Domenech, who’s been working at Alverno College for a few days now, has his routine down to a science. 

“I always wash my hands and put my gloves on. I head to the fruits, make the fruit cups. Once I’m done with the fruit cups, I make the mixed fruit cups,” Domenech said. "From there, I start messing with the grapes, and make grape cups and everything else.”

It’s part of the transition program’s community assessment training program. 
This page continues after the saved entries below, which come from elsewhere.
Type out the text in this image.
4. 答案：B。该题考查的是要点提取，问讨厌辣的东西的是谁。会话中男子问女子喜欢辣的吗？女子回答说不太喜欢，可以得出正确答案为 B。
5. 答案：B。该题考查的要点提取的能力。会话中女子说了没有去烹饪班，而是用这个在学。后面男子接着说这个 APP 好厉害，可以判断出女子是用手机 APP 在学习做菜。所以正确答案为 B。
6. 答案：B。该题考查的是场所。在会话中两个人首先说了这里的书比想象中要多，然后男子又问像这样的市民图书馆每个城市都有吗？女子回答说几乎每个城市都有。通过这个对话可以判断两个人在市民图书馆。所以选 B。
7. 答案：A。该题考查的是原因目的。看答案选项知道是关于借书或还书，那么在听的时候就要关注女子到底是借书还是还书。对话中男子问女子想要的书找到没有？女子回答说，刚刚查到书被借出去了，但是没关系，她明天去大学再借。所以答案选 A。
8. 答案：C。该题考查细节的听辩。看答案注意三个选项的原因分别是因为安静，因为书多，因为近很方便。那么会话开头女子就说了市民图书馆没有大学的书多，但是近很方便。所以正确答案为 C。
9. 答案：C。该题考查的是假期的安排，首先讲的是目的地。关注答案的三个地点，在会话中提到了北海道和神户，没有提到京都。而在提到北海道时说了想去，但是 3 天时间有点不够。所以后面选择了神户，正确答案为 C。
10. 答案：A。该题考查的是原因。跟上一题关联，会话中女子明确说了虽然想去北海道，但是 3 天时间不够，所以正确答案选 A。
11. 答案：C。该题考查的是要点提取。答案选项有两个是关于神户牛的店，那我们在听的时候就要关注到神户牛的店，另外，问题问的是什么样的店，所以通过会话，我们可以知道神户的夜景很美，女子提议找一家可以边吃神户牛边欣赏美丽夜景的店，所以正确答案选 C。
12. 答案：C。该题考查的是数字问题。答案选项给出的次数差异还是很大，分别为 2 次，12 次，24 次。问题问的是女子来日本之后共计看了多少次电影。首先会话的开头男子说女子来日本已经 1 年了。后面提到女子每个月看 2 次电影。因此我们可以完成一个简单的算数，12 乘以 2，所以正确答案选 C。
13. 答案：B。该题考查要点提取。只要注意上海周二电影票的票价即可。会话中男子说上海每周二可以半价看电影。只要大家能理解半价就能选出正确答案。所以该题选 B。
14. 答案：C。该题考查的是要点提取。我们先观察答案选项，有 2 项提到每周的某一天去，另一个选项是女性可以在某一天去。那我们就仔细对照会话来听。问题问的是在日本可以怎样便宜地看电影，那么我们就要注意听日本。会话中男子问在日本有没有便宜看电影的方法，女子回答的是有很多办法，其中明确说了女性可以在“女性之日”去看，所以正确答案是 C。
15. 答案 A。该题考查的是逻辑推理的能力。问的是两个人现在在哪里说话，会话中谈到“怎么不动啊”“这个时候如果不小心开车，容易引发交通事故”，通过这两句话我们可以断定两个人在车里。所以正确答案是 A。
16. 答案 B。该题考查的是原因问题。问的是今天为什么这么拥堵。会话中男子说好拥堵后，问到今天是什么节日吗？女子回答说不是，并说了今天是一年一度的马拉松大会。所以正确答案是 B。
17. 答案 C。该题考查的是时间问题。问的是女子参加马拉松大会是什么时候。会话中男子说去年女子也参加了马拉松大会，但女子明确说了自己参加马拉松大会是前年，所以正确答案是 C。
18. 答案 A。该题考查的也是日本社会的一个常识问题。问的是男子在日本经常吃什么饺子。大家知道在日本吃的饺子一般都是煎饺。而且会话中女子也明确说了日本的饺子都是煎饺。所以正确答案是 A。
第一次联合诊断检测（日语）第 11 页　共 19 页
These students are earning school credit while they receive vocational training to meet their needs and goals. 

“It gives them an opportunity to explore every possible avenue they would want in the world of work, and more than that, building up a sense of self, a sense of being confident and knowing I can be productive,” said Stephanie O’Connor-Schutt, supervisor of the of MPS School-to-Work transition program

O’Connor Schutt said there are about 500 students with disabilities who are involved with the program every year, which encompasses much more than just kitchen prep work.

“We do events around mock interviews, and workforce development opportunities, college tours,” O’Connor-Schutt said. 

That has helped students with disabilities find jobs in health care, hospitality, human services and construction, among other fields, for more than three decades. 

Hollins, who graduates in May, has already been hired to be a security guard for events at Fiserv Forum, and he credited the program for helping him. 

“I’m very excited, I’m glad I got the job, and I have orientation on Monday,” Hollins said. 

Domenech said he enjoys the program as he gets to learn about so many different potential careers, and get the skills to be successful in them. 

“Wherever works for you, works for you," he said.